Sen. Joe Vitale (Courtesy of New Jersey Senate Democrats)
Sen. Joe Vitale (D-Middlesex) said he plans to move a bill expanding the casino smoking ban in early spring, despite opposition from casino operators who charge the bill would leave them unable to compete with Pennsylvania gaming facilities.
“They try to cloud the argument with job loss or financial ruin,” said Vitale, chair of the Senate Health Committee. “None of that will happen, but they like to scare them employees — ‘you’ll lose your job if we stop smoking in the casino,’ notwithstanding the fact that the croupiers are getting lung cancer and emphysema because people constantly blow smoke in their face.”
The bill will likely remain on the back burner until lawmakers finish working through bills that advanced in the previous legislative session but did not make it to the governor’s desk.
Casinos and casino simulcast facilities were left out of a 2006 New Jersey law that disallowed smoking inside of workplaces and other public indoor spaces.
Gaming industry groups have charged a ban on indoor smoking would depress profits and leave them unable to compete with casinos in neighboring Pennsylvania, where indoor smoking is allowed in some facilities.
Those claims have been contested by activists, who point to soaring gaming profits during a temporary indoor smoking ban enacted by executive order to stem the spread of COVID-19 in 2020. Between then and July 2021, when the temporary ban lapsed, casino profits soared from their 2020 slump.
In June, the last month for which the ban was in effect, Atlantic City Casinos set a monthly revenue record.

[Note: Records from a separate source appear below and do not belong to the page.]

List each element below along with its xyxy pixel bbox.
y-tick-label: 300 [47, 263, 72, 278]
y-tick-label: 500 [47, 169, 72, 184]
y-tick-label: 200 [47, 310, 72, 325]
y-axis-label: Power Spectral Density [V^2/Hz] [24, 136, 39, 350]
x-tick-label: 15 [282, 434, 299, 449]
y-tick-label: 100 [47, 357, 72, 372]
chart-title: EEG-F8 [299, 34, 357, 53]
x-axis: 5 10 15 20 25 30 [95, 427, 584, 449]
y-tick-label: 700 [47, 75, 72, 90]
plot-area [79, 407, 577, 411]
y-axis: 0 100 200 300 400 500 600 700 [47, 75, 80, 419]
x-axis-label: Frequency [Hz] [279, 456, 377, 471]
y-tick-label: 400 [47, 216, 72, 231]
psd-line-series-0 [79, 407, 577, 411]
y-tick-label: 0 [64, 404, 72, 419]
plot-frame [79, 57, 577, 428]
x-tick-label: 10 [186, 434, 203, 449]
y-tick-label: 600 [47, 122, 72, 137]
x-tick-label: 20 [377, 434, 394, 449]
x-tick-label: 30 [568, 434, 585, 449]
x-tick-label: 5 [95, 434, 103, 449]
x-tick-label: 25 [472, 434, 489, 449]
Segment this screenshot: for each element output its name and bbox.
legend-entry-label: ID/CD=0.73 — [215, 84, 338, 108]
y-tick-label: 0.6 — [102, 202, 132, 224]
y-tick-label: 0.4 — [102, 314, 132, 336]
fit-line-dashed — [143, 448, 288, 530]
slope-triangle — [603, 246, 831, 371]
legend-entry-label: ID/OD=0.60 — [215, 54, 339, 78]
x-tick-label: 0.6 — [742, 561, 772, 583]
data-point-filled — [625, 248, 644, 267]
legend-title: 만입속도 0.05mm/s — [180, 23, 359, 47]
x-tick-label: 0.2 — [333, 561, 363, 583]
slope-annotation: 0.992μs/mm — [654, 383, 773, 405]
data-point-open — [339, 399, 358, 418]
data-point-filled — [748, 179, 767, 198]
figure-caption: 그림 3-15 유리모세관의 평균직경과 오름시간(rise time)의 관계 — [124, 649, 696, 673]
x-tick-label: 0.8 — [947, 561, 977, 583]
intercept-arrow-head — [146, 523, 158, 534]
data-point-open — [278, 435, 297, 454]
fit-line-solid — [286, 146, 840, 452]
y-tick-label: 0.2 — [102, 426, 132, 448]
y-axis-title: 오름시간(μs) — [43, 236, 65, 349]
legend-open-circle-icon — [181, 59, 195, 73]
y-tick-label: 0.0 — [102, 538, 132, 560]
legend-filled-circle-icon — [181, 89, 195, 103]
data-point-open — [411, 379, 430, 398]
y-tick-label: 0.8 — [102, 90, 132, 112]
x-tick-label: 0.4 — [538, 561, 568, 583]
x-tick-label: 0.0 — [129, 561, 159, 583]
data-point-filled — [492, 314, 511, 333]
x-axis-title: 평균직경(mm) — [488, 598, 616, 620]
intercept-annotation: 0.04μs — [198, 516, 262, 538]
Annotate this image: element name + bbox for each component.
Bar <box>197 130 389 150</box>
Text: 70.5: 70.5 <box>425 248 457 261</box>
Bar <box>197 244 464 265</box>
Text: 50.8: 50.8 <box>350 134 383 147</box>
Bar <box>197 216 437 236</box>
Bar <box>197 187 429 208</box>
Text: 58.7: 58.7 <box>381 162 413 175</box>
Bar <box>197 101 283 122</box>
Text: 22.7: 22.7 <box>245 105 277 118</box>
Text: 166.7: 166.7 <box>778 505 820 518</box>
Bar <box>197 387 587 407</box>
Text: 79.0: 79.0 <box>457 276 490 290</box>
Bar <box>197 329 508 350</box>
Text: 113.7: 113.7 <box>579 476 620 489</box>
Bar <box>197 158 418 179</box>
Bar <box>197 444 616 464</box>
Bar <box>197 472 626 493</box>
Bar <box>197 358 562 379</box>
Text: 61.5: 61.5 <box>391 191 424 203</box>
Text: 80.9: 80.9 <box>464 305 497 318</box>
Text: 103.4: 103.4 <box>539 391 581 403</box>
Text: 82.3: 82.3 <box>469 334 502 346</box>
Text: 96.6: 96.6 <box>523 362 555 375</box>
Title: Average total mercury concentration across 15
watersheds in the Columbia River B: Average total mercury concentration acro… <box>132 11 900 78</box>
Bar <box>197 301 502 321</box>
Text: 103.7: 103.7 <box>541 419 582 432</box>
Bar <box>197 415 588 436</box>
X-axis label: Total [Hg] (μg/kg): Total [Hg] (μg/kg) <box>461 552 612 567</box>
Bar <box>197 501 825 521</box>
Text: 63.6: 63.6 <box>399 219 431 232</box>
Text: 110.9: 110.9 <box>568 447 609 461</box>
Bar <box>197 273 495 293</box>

Joseph Tyrrell, regional vice president for government relations at Caesars Entertainment, lobbied against the bill in the previous session. Caesars Entertainment owns three Atlantic City casinos, Caesars, Harrah’s Resort, and the Tropicana. Terrell did not return an email seeking comment.
The 2006 casino carveout remained largely unchallenged until the temporary smoking ban lapsed in July, but casino workers have since mounted a campaign to pressure lawmakers to side with them.
That push has met with mixed success. While Sen. Vince Polistina (R-Atlantic), who represents Atlantic City in the Legislature, has signed onto Vitale’s bill as a co-sponsor, legislative leadership has yet to take a hard stance on the issue.
“That bill’s been around for a while, so we’ll give it its considerations just like everything else,” Senate President Nicholas Scutari (D-Union) said Monday.
Gov. Phil Murphy has said he would sign the bill if it reaches his desk.
Polistina said casinos are seeking to keep some smoking areas in their facilities, albeit more limited ones than exist today. It’s possible lawmakers may move to amend the bill to make those accommodations, but Vitale said the final bill would probably not include them.
“Having designated smoking areas is something they already have. This part of the floor is smoke-free. This part of the floor is smoking. It’s no different than having a peeing end of the pool. Who would go in that pool?” he said, later adding, “The concession is that they can smoke outside.”